Suraj Kapoor

Director of Product @WayUp, formerly @Lerer Hippeau. Technologist, Optimistic Contrarian.

Concurrency: Threading vs Multiprocessing in Python

As programs become larger and more complex, they need to do more computations while maintaining speed. Concurrency is when multiple computations are performed in parallel, and there are techniques that enable us to do this such as Threading and Multiprocessing.

What is Threading?

Threading is when several programs run concurrently in a single process. Threads run in the same memory space so sharing information amongst threads is easy but precautions (the GIL) are needed to stop different threads to write to the same memory space, at the same time.

What is Multiprocessing?

Multiprocessing uses processes (instead of threads) to run programs concurrently in separate memory space taking advantage of multiple CPUs. The processes cannot share information or state and take up more memory space.

Threading vs Processing?

This is an excellent StackOverflow answer that outlines the pros and cons. As a newbie I am in the process of experimenting with both, although my experience with threading has not been great in that code seems a lot less intuitive to write, whereas multiprocessing seems to be a lot more straightforward.

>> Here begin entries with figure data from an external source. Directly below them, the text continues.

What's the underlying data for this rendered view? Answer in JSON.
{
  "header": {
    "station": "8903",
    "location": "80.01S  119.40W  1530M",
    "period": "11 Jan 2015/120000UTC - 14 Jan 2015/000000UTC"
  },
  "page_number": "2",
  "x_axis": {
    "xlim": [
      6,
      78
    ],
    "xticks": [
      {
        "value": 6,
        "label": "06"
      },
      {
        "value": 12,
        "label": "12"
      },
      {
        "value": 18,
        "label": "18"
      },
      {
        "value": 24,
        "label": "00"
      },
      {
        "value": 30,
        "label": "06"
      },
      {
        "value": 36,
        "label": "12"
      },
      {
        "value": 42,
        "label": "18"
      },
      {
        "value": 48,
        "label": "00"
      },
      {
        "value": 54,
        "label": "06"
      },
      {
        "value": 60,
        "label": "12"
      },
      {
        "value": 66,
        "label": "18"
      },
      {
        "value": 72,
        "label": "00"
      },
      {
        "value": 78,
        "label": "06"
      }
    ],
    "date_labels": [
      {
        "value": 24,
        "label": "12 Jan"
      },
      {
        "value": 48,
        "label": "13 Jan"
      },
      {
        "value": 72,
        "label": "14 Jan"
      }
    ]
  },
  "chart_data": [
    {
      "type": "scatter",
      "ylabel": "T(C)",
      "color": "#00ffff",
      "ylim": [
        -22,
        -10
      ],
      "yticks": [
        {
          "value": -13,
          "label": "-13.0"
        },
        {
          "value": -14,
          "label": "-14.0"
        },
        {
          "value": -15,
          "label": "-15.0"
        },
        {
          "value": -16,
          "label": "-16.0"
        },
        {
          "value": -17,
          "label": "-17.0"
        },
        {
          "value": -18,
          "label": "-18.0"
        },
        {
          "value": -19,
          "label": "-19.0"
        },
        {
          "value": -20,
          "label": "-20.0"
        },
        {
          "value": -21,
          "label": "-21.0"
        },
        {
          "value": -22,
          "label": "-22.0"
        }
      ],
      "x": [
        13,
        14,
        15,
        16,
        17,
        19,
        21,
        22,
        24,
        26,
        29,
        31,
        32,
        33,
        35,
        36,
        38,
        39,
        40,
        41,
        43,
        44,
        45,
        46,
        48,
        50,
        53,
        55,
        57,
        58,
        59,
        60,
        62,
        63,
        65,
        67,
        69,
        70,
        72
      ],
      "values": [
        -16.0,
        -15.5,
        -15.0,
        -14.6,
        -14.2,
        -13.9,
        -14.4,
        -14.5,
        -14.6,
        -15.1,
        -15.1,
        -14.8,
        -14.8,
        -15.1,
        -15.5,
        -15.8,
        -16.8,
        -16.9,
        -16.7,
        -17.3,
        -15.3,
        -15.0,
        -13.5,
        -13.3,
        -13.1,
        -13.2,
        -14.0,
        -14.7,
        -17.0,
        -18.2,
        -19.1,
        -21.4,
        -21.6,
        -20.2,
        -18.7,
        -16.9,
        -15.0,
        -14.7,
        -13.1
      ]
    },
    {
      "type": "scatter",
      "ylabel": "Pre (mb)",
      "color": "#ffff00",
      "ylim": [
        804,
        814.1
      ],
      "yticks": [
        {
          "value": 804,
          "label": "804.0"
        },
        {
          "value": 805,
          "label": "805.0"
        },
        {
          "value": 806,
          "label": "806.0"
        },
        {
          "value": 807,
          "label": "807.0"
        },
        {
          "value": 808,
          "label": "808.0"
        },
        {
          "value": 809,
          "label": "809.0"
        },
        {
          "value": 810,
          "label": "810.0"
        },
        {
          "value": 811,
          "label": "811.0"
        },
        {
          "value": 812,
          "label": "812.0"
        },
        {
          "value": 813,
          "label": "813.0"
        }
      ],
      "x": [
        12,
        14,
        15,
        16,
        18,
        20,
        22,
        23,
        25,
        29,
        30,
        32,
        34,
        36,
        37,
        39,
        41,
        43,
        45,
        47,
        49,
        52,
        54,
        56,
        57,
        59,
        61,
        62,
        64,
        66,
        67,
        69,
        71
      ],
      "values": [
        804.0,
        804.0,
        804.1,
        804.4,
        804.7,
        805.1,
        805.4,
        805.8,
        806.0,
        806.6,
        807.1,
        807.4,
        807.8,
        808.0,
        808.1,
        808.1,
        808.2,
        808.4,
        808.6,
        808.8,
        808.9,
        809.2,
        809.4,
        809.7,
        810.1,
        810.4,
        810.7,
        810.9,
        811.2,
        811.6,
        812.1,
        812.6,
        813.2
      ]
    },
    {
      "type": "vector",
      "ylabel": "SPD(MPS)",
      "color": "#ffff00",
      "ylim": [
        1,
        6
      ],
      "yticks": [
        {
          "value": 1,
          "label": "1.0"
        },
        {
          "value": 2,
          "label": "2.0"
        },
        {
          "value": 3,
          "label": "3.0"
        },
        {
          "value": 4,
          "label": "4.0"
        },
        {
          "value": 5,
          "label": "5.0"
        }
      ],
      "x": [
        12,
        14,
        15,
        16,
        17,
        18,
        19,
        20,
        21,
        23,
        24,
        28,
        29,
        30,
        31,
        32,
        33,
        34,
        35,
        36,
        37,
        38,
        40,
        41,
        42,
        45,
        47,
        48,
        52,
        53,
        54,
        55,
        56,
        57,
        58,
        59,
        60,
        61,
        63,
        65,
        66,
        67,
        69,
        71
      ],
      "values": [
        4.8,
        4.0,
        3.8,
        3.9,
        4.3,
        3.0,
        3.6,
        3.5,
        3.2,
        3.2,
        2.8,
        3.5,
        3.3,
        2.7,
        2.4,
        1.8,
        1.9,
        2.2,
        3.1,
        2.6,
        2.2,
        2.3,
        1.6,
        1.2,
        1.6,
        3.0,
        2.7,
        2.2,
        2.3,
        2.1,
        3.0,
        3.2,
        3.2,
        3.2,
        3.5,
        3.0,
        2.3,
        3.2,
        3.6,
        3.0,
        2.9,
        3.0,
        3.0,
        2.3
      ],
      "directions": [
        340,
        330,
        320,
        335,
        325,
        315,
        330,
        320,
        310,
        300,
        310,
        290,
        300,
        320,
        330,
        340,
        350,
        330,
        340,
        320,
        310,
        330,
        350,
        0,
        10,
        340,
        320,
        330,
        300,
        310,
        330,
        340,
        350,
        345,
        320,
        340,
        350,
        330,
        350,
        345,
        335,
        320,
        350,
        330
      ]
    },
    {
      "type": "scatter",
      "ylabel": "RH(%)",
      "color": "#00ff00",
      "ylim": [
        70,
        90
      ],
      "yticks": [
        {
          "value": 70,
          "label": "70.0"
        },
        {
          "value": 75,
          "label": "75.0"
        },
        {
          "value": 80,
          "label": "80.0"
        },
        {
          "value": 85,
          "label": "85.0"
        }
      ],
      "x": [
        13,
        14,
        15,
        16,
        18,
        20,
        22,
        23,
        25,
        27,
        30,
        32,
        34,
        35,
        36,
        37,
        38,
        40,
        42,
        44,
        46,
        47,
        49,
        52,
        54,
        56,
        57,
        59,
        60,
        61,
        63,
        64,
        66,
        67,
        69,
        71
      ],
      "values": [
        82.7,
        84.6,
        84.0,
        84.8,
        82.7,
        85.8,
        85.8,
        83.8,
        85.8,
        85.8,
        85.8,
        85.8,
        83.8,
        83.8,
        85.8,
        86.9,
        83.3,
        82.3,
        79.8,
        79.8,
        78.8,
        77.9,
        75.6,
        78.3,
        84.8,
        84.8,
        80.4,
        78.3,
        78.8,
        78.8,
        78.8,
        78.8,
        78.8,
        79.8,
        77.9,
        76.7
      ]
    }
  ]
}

I ran a simple test to count the length of each word in a 120K text file. It took approximately 90 seconds processing time without using concurrency technique. Using the multiprocessing module, processing time was only 12 seconds. My code is here .

What are Queues?

Queues are an ordered collection of items that allow addition of an item on one end and removal of an item from another. They are like a simplified version of a list with basic pop and append commands. Usually they follow the First in, First Out (FIFO) principle. Queues are used in conjunction with threading as they allow state to be shared in the process. Python’s multiprocessing module has it’s own Queue object, which works differently. This allows data to be shared between processes.

What is the GIL (Global Interpreter Lock)?

This is a mechanism that allows for the synchronization of threads to execute one at a time. It's also the reason that threading is not that effective in Python.